A Little Thing for Mom: Christmas 2010

Mom, you would be proud. For as much as I want to loathe the holidays, and for as much hassle your kids gave you for being so enthusiastic about Christmas, well, I think I got the bug.
Having a three year old makes it nearly impossible not to get caught up in the mess. I'd been driving all over town to make sure his holiday requests were filled, and just when I thought I nailed the stuff he wanted, he tells the clerk at the liquor store that he can't wait for Santa to bring him a robot. Robot? I asked him what happened to his desire for a race car and a tractor and he denied it ever happened. Well I have two wrapped boxes that beg to differ. Damn daycare.
He won't be spoiled. I swear. But when you have a kid who for the last month has been running a narrative on exactly what happens on Christmas day--"Santa is coming to our house. You can't cry around Santa. Otto, no crying around Santa. Santa is my best friend"--you want to make it work. Besides that, Santa is the greatest behavioral tool ever, and since we've shamelessly used the benevolent Father Christmas to blackmail our child, we'd better make good on it.
Now, mom, you used to get so excited around the holidays. Your kids would roll their eyes when, as teenagers, we'd emerge on Christmas morning to your great details of Santa's visit. You'd have the half-eaten cookie, the carrot nibbled by Rudolph and reindeer tracks made by the lower leg of an elk dad got in the third season. It was a little hard not to make some fun of you.
Some local children are a little over it.
But there I was this morning at my neighbor's door. I was delivering to her some of Sarah's famous 7-layer bars, and she was telling me a story that she thought was so funny. It goes something like this: she'd been sharing with everyone at her work about her neighbor, this guy who brought over this three-year-old boy to see Santa. Turns our her best friend's father, a guy who plays Santa (and well I might add), agreed to make a surprise visit. Of all the people and kids at their house, the neighbor guy was the most excited to see him.
Yes, that's me.
I remember walking away that evening wondering if I'd been extra loud. Then they showed me some of the video of Quin on the big guy's lap, and all I could hear was me going on about "Santa! Quin, it's Santa!" and "Wow, it's Santa, really Santa!"
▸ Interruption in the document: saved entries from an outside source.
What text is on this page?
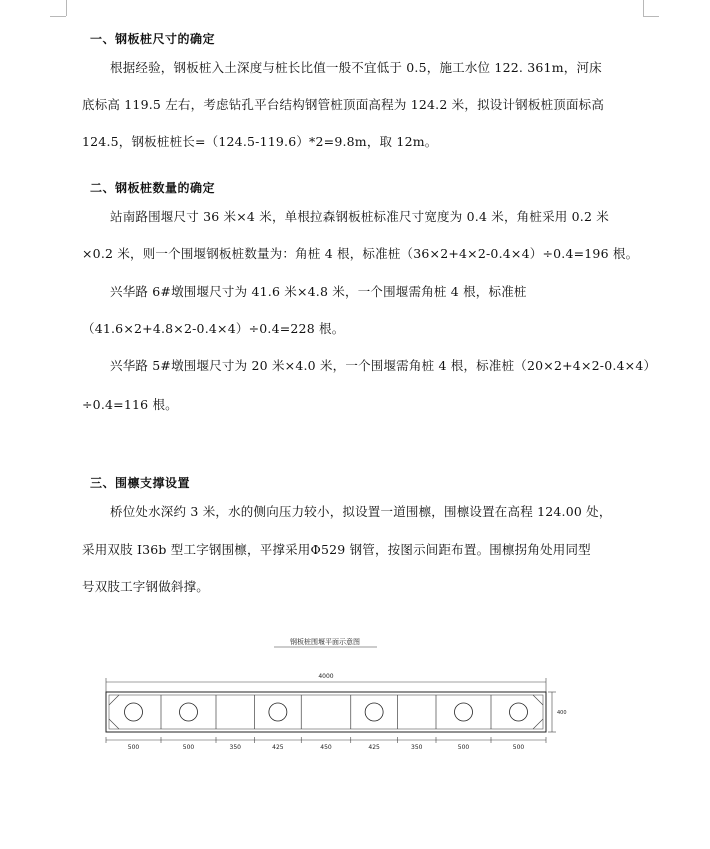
一、钢板桩尺寸的确定
根据经验，钢板桩入土深度与桩长比值一般不宜低于 0.5，施工水位 122. 361m，河床
底标高 119.5 左右，考虑钻孔平台结构钢管桩顶面高程为 124.2 米，拟设计钢板桩顶面标高
124.5，钢板桩桩长=（124.5-119.6）*2=9.8m，取 12m。
二、钢板桩数量的确定
站南路围堰尺寸 36 米×4 米，单根拉森钢板桩标准尺寸宽度为 0.4 米，角桩采用 0.2 米
×0.2 米，则一个围堰钢板桩数量为：角桩 4 根，标准桩（36×2+4×2-0.4×4）÷0.4=196 根。
兴华路 6#墩围堰尺寸为 41.6 米×4.8 米，一个围堰需角桩 4 根，标准桩
（41.6×2+4.8×2-0.4×4）÷0.4=228 根。
兴华路 5#墩围堰尺寸为 20 米×4.0 米，一个围堰需角桩 4 根，标准桩（20×2+4×2-0.4×4）
÷0.4=116 根。
三、围檩支撑设置
桥位处水深约 3 米，水的侧向压力较小，拟设置一道围檩，围檩设置在高程 124.00 处，
采用双肢 I36b 型工字钢围檩，平撑采用Φ529 钢管，按图示间距布置。围檩拐角处用同型
号双肢工字钢做斜撑。
钢板桩围堰平面示意图
4000
400
500	500	350	425	450	425	350	500	500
In my defense, it was priceless. Quin could only talk about how Santa is his best friend and would be visiting him soon, and then he gets to meet him a week before Christmas. It was a total surprise, and I mean how excited I got when I saw him come down the stairs. I started shouting and prompting Quin to the point that he recoiled into his shell. He was probably trying to disassociate himself from me.
But mom you got me. I didn't care who saw me--actually I was so beside myself that I wasn't even aware that people were staring and wondering if I'd been dropped off by a compact bus. It was the lack of self-consciousness that made you the envy of everyone. You'd glow and whirl about the room, embarrassing your children but making every adult wish they had your zeal for life.
I can't say I'll be that guy when my boys are in their teens, but today I drove to seven (7) different Red Boxes trying to find "Winter Blast," a movie about snow removal. I guess it has big trucks clearing roads and piling up drifts in parking lots and it's a hit with the young, male set. It's such a hit that not one of the video rental kiosks had it. They advertise it at about kid level where Quin saw this picture of a plow with a fat, animated title promising all kinds of big truck action. Well I went all over town hoping to get it.
That's not something you could do raising us kids in the middle of nowhere, but I felt for a moment that thing you must have had. That thing that had you making wreathes for extra money for Christmas gifts. That thing that had you quiet the negativity and raise the specter for good. That thing...that thing that had us rolling our eyes. Because no matter what you did we always had some complaint. You drove us for hours over snowy passes and icy canyons to see grandmas and grandpas and uncles, and we griped about riding in your old, beat up hand-me-down station wagon.
You did everything to make sure there were plenty of gifts under the tree, and I recoiled when I detected that my Armitron robotic arm was a Salvation Army find.
You did everything, and the least I can do is do as much as I can. With a little a gift for you:
On about our fifth Red Box I told an upset Quin that they were simply out of Winter Blast. It wasn't his fault or my fault it was just the way it was.
There was a silence that suggested my point had sunk in, but I rejoiced too soon. Quin made eye contact with my in the rear-view mirror and said, "No, it's your fault."